Berdasarkan penjelasan di dalam tafsir Qurtubi di atas, kita dapat mengetahui bahwasannya para ulama sendiri berbeda pendapat mengenai isra’ mi’raj Nabi apakah dengan ruh atau jasadnya saja. Bagi golongan yang mengatakan bahwasannya peristiwa tersebut terjadi dengan ruhnya Nabi saja (terjadi secara mimpi), maka hal ini jelas menjadi rasional. Dan tidak akan ada yang mengingkarinya, karena hal ini jelas bisa saja terjadi.
Akan tetapi, bagi golongan yang mengatakan bahwasannya isra’ mi’raj Nabi tersebut ruhan wa jasadan ( dengan ruh dan jasadnya), maka hal ini jelas menjadi permasalahan, karena bagaimanakah caranya seseorang melakukan perjalanan dari satu tempat ke tempat yang lain kemudian naik ke langit ke sidratul muntaha dalam waktu yang sangat singkat, yang bahkan Sayyidah ‘Aisyah sendiri mengatakan bahwasannya Nabi tidak melihat Allah? Sayyidah’ Aisyah berkata :
مَنْ زعم أنّ محمّدا رأى ربّه فقد أعظم الفرية على الله
“Barangsiapa yang meyakini bahwasannya Nabi Muhammad pernah melihat tuhannya, maka sungguh ia telah membuat kedustaan yang besar atas nama Allah.” (HR Bukhari no. 4855).
Oleh Karena itu, jelaslah hal ini tidak rasional. Lalu apakah ini berarti bahwa hal ini irasional? Mungkin kebanyakan orang akan beranggapan begitu, namun sebenarnya hal tidak rasional belum tentu merupakan sesuatu yg irasional. Karena di antara rasional dan irasional ada satu lagi cara berpikir yang mungkin sering terlupakan oleh kebanyakan orang atau bahkan tidak diketahui, yakni cara berpikir suprarasional. Suprarasional merupakan cara berpikir yang menunjukkan sesuatu diluar nalar, yakni sesuatu yang tidak bisa di nalar oleh pikiran kita. Hal ini disebabkan keterbatasan yang ada pada diri kita sendiri, seperti halnya pandangan mata kita, sebaik apapun mata kita, kita tidak akan bisa melihat sesuatu yg ada di balik dinding, sesuatu yang amat jauh. Hal ini disebabkan karena terbatasnya kemampuan mata kita, karena kemampuan manusia itu terbatas.

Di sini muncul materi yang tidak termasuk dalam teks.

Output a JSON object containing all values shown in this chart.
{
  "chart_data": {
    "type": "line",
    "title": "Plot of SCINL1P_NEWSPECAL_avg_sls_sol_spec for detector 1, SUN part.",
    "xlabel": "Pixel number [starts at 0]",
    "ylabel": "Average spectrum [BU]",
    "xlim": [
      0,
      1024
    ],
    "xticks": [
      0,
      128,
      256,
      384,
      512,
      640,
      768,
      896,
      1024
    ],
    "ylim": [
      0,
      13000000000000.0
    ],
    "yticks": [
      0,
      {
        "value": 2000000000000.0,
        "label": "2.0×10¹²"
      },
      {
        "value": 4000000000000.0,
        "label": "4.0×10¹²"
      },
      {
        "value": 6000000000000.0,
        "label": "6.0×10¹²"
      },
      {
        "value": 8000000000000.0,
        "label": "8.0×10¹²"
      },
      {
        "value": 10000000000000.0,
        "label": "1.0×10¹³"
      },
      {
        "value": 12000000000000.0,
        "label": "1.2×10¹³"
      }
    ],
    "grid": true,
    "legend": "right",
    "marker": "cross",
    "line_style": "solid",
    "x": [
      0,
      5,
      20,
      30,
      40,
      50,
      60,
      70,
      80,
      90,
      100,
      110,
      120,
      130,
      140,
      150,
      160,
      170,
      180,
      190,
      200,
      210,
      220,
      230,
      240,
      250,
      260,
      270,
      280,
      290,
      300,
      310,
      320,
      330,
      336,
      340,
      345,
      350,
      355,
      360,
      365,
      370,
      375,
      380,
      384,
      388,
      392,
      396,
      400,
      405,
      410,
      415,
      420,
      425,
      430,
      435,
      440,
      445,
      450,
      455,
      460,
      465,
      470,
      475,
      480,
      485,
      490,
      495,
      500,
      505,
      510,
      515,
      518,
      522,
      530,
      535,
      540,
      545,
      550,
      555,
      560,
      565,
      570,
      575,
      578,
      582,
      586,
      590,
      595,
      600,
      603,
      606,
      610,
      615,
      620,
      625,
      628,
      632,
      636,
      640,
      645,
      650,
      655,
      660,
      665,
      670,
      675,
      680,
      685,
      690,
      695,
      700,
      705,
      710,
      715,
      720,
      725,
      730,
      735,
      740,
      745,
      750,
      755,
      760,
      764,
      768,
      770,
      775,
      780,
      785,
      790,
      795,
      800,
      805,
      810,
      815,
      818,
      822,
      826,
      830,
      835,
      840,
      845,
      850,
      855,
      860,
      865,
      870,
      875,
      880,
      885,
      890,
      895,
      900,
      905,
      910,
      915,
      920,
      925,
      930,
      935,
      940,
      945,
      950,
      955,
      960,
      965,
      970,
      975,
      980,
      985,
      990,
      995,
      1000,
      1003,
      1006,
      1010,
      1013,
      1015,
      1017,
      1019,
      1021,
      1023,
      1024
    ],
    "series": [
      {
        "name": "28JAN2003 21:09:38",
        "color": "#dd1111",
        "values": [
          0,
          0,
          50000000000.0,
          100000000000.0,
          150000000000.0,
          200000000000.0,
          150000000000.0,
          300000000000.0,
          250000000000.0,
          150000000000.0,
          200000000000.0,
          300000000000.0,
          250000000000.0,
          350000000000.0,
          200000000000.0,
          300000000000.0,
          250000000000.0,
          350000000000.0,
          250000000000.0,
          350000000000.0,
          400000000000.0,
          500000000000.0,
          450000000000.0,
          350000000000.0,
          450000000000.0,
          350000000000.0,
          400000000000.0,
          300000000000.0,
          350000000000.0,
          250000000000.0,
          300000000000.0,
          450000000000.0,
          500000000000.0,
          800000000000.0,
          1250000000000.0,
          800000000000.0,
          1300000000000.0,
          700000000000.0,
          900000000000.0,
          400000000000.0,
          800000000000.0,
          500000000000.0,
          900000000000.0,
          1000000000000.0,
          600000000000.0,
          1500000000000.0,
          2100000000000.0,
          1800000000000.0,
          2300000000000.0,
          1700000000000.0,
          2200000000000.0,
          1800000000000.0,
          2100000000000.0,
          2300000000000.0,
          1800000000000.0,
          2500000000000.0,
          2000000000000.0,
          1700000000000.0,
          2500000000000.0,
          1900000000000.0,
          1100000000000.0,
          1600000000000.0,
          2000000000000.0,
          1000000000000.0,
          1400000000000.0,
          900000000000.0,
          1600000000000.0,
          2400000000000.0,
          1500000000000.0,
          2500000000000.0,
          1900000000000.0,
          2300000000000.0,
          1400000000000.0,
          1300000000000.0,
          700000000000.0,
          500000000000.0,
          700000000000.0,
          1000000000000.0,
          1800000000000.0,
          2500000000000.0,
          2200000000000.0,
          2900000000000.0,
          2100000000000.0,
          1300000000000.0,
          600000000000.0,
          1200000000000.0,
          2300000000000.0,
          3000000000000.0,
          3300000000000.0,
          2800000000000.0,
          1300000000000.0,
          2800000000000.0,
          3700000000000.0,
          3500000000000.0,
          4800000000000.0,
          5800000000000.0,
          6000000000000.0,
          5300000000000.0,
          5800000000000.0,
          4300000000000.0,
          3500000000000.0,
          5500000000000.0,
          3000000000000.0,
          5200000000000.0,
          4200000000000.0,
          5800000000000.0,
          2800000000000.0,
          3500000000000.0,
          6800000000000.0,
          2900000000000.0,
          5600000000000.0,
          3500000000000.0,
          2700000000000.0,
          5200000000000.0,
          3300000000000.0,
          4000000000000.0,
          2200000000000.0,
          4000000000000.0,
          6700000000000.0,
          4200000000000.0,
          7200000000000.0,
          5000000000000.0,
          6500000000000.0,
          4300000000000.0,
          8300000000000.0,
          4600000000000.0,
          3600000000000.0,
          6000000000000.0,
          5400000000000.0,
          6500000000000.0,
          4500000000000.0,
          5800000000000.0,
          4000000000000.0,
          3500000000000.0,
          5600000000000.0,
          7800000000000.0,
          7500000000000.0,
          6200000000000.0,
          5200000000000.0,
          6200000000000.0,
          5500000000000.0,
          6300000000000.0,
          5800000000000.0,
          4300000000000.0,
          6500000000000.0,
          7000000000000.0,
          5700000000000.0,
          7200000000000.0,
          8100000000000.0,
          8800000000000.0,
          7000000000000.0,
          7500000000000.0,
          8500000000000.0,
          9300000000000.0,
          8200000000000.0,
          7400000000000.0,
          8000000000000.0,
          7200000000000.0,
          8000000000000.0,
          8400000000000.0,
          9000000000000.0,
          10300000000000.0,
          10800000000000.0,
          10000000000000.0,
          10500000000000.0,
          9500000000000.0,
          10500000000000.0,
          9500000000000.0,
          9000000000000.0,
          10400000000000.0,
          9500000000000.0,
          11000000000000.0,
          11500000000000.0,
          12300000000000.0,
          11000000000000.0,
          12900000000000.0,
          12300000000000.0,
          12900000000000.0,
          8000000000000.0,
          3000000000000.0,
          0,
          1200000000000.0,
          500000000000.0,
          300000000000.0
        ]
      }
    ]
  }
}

Sebagai penutup, isra’ mi’raj memang bukanlah hal yang rasional, akan tetapi ia juga bukanlah hal yang irasional, melainkan ia adalah hal yang suprarasional. Peristiwa ini merupakan kehendak Allah yang tidak bisa dinalar oleh pikiran manusia, karena terbatasnya kemampuan akal manusia terkhusus untuk memahami hal hal yang ghaib. Dan cukuplah menjadi bukti akan adanya hal hal yang suprarasional ialah kejadian alam semesta, terciptanya manusia, hewan, tumbuhan dan lain – lain.
“Sesuatu yang tidak terbatas tidak akan bisa dibatasi oleh sesuatu yang terbatas”
KH. M.A. Sahal Mahfudh
Oleh Hafizh Al-Mundziry, Santri Ma’had Aly Pesantren Maslakul Huda semester V.